Surviving a train wreck on the Newfoundland Railway, delivering a baby aboard a steamship and traveling by dog sled through some of the world’s most desolate regions all came with the territory of former UVM Professor Rosalie Lombard’s first nursing assignment, which culminated with her escape from a near-shipwreck.
“That was probably the nearest I’ve come to losing my life,” Lombard recalls of the harrowing conclusion to her two-year assignment in Newfoundland and Labrador in the early 1950’s.
Upon earning her bachelor’s degree in Nursing from Columbia University in New York in 1951, Lombard became interested “in going to some other country where there was a little adventure,” she says.
“I did a little research about the Grenfell Mission that was founded by the English doctor Sir Wilfred Grenfell, who traveled to Newfoundland and realized that the fishermen and the people in Newfoundland and Labrador had no medical care, so he set up the mission and eventually there were several hospitals and nursing stations up the coast of Labrador,” Lombard explained.
“So I traveled up there a year after I graduated from nursing, and I was in a train wreck.”
A member of the train crew telegraphed for rescue, and afterward Lombard continued on to her first nursing assignment.
“I think my experience in Labrador and Newfoundland gave me a lot of confidence,” says Lombard with characteristic understatement. “I figured if I could get through these things I could get through most anything, so I have never been hesitant about changing from one job to another or from one career to another.”
Lombard said she also appreciates the personal and professional benefits offered by the cultural immersion that she experienced in Canada.
“In Newfoundland there were a lot of nurses and doctors from the British Islands and Canada, and they all had different ways of thinking and doing things; and all of that exposure I think was very valuable in learning how to get along with people and appreciating the talents of others.
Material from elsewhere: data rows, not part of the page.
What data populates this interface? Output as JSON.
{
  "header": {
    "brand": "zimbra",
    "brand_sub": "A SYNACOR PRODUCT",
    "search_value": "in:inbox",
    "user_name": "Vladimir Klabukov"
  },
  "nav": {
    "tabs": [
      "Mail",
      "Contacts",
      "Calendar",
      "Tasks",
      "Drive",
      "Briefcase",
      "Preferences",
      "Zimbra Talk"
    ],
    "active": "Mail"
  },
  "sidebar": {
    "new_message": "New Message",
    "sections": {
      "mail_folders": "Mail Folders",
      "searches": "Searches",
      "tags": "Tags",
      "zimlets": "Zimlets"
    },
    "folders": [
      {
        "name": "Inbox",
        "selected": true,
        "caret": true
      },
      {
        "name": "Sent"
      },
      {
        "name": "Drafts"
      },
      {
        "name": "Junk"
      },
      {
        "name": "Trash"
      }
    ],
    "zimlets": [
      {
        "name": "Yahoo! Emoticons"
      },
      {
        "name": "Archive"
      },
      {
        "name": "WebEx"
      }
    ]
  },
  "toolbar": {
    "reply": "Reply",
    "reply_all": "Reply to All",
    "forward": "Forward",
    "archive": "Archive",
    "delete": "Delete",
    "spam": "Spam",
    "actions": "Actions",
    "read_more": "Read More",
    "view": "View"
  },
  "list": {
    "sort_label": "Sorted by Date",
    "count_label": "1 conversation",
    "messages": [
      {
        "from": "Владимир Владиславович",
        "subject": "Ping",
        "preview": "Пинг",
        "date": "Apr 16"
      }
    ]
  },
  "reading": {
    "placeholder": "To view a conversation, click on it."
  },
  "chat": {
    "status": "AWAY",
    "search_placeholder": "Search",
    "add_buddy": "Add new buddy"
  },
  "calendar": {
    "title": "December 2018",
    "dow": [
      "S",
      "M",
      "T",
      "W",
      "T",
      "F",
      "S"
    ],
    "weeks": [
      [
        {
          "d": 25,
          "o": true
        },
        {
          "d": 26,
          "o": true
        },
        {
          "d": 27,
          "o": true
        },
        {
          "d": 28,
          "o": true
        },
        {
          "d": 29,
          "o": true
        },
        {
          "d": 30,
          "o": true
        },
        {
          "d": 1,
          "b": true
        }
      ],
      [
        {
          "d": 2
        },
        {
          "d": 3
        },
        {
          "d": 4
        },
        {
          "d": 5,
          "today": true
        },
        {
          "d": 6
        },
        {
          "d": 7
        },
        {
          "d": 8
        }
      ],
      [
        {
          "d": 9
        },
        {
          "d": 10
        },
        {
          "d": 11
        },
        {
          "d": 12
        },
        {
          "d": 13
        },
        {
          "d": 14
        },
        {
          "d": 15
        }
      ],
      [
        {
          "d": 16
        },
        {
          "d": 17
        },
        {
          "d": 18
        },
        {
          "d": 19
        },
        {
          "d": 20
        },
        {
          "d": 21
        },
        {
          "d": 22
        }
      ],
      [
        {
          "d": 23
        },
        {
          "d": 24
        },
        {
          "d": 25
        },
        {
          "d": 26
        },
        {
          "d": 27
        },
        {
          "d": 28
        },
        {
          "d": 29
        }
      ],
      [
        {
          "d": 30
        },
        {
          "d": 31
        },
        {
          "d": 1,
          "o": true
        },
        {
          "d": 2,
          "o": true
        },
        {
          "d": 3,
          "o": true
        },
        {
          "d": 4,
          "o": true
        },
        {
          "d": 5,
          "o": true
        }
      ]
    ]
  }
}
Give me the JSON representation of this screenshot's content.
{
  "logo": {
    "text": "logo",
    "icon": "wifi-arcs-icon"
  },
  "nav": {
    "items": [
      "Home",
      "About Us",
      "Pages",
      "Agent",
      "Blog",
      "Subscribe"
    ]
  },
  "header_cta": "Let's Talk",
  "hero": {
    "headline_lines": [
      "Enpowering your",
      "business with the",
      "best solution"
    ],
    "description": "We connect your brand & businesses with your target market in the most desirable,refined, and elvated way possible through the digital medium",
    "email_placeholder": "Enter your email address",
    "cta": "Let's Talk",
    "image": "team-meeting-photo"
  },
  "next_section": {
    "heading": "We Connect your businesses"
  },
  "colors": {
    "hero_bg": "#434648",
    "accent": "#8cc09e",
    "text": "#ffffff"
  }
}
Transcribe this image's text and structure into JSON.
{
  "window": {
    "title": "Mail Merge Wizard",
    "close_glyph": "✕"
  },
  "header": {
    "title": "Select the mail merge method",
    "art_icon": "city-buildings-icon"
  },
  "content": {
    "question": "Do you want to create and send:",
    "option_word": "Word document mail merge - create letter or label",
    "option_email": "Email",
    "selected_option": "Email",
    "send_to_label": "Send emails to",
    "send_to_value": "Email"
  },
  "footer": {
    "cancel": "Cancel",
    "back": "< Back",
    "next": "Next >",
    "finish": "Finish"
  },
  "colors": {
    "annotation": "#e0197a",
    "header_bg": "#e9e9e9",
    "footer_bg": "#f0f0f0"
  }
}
Any opportunity that anyone has to be with people of different backgrounds or to go to countries with different cultures certainly adds to the quality of your life.”
When her two-year assignment ended, Lombard earned her master’s degree at Teachers College Columbia University (while teaching at her alma mater) and eventually accepted a position at the University of Vermont.
Teaching nursing, she says, turned out to be the most rewarding of any of her adventures.
“I do think that most nurses who stay in the profession really have a desire to help people – I know how trite that is – but it is a trait in most nurses. And, in teaching nursing, you realize you’re not only helping the patient, but you’re helping the student to develop, too.”
Following her teaching career, Lombard opened an assisted living facility, which was housed in a country estate named Fox Chase built in the 1920’s on 132 acres of lush New Hampshire countryside. But, she adds: “I needed something to do on the side.”
“There was a very small airport nearby, and a retired airline pilot from whom I took (flying) lessons and I finally got solo’d and got my license.”
When she retired from nursing, Lombard spent a year traveling the United States with friends in an Airstream RV.
“Now that I’m older I wonder how I did that," she reminisces. "I tended to be rather daring in my younger years - and maybe even now.”
Lombard’s experience on assignment in Newfoundland and Labrador is detailed in her book, Adventures of a Grenfell Nurse.